Home Story

<none>

Dass es in dieser Redaktion ein paar Freunde des gepflegten Kalauers gibt, hat sich vermutlich bis zu Ihnen herumgesprochen. Genau genommen müssten Sie ein ziemlich oberflächlicher Leser oder eine ziemlich oberflächliche Leserin sein, wenn Ihnen dies noch nie aufgefallen wäre. Manche Kalauer-Liebhaber hier beziehen sich bei der Verteidigung ihrer Leidenschaft großspurig auf Robert Gernhardt, andere appel­lieren an den autoritären Charakter und raunen leise, aber bestimmt: »Adorno«. Das wirkt fast immer – außer hier bei uns, jedenfalls dann nicht, wenn beim besten Willen keine Quellen auffindbar sind. Wieder andere zitieren Johannes Gross, der gesagt haben soll, dass die »Angst vor dem Kalauer« das »Grab vieler guter Scherze« sei. Wie auch immer: Sie sehen, Kalauer haben hier Fans. Es gibt jedoch auch Gegner, Skeptiker und Agnostiker. Als »peinlich« wird gar der eine oder andere Wortwitz zuweilen empfunden.

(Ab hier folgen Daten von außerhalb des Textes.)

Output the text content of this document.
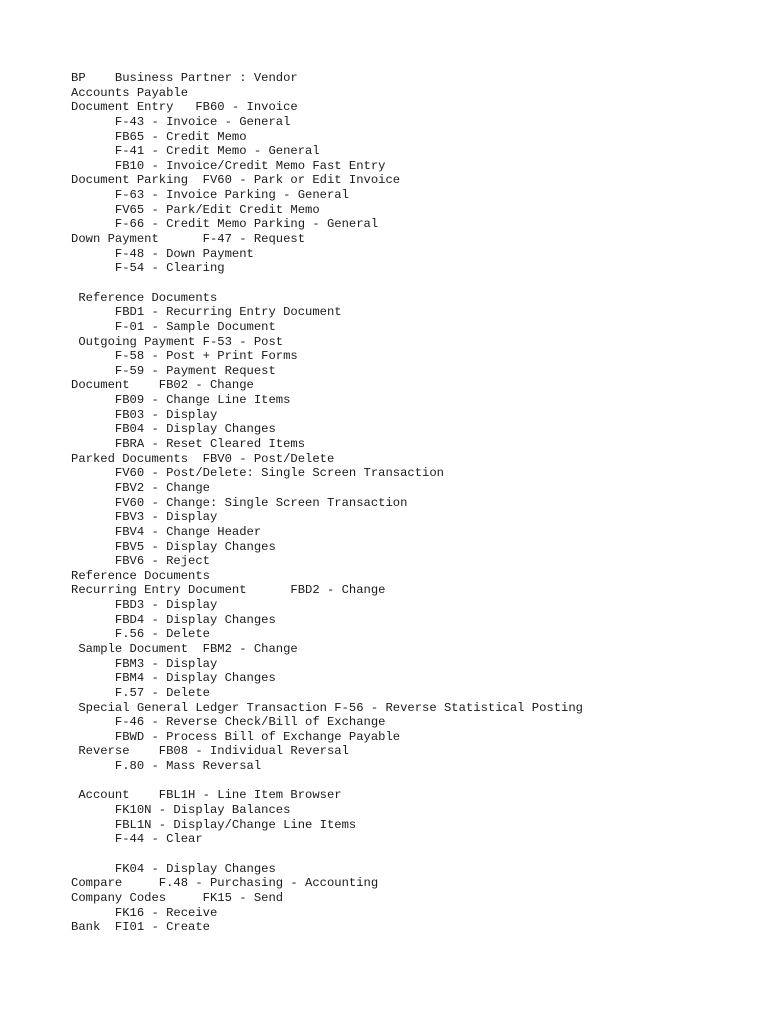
BP    Business Partner : Vendor
Accounts Payable
Document Entry   FB60 - Invoice
F-43 - Invoice - General
FB65 - Credit Memo
F-41 - Credit Memo - General
FB10 - Invoice/Credit Memo Fast Entry
Document Parking  FV60 - Park or Edit Invoice
F-63 - Invoice Parking - General
FV65 - Park/Edit Credit Memo
F-66 - Credit Memo Parking - General
Down Payment      F-47 - Request
F-48 - Down Payment
F-54 - Clearing
Reference Documents
FBD1 - Recurring Entry Document
F-01 - Sample Document
Outgoing Payment F-53 - Post
F-58 - Post + Print Forms
F-59 - Payment Request
Document    FB02 - Change
FB09 - Change Line Items
FB03 - Display
FB04 - Display Changes
FBRA - Reset Cleared Items
Parked Documents  FBV0 - Post/Delete
FV60 - Post/Delete: Single Screen Transaction
FBV2 - Change
FV60 - Change: Single Screen Transaction
FBV3 - Display
FBV4 - Change Header
FBV5 - Display Changes
FBV6 - Reject
Reference Documents
Recurring Entry Document      FBD2 - Change
FBD3 - Display
FBD4 - Display Changes
F.56 - Delete
Sample Document  FBM2 - Change
FBM3 - Display
FBM4 - Display Changes
F.57 - Delete
Special General Ledger Transaction F-56 - Reverse Statistical Posting
F-46 - Reverse Check/Bill of Exchange
FBWD - Process Bill of Exchange Payable
Reverse    FB08 - Individual Reversal
F.80 - Mass Reversal
Account    FBL1H - Line Item Browser
FK10N - Display Balances
FBL1N - Display/Change Line Items
F-44 - Clear
FK04 - Display Changes
Compare     F.48 - Purchasing - Accounting
Company Codes     FK15 - Send
FK16 - Receive
Bank  FI01 - Create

Bei der Überschrift »Who’s dead?« zum Michael-Jackson-Nachruf in der vorigen Nummer waren wir uns jedoch einig, dass dies ein gelungener Kalauer war, und wir waren erstaunt, dass der, obwohl so dermaßen nahe liegend, nicht von x anderen Medien auch getextet wurde. Diese Woche galt es nun erneut, eine Überschrift zum »King of Pop« zu finden, diesmal für die Reportage von der Trauerfeier für Michael Jackson, für die wir unseren Reporter David Reed extra nach L.A. geschickt haben, obwohl er unbedingt nach Teheran wollte (Seiten 10/11). Diesmal waren jedoch nicht der verstorbene Musiker, sondern dessen trauernde Fans das Thema. »Who’s sad?« wäre also die logische Überschrift gewesen, doch leider zu nahe an der von voriger Woche. Ähnliches galt für »Who’s mad?« Abgelehnt! Die Frage »Who’s dad?« wollte nicht passen, auch nicht »Whose dad?« Zwar kommen in der Reportage Vögel vor, aber leider keine Katze, weshalb es auch »whose cat?« nicht geschafft hat – und die Kalauer-Kiste dichtgemacht wurde.
Sehen Sie selbst nach, welche Schlagzeile schließlich gewonnen hat. Einen anderen Gewinner können wir Ihnen aber verraten: die Jungle World. Völlig überraschend gewann unser Team zum zweiten Mal innerhalb von drei Jahren den »Erich-Mühsam-Pokal«, nachdem wir im Finale den Spiegel geschlagen haben. Von wegen Leitmedium! Die legendäre Autoren-Nationalmannschaft landete auf den hinteren Rängen. Wir waren selbst dermaßen überrascht, dass wir erst im Nachhinein von unserem Sieg erfuhren. Denn das Jungle-World-Team ist inzwischen ein ziemlich bunter Haufen, bei dem die verbliebenen Jungle-Veteranen mehr und mehr in die Minderheit geraten, wenn nicht bald gegengesteuert wird. Magath?!?
Ach so, gekalauert haben wir für Sie dann doch noch weiter. Aber das versteht sich ja von selbst. Bitte, bitte, gernhardt geschehen.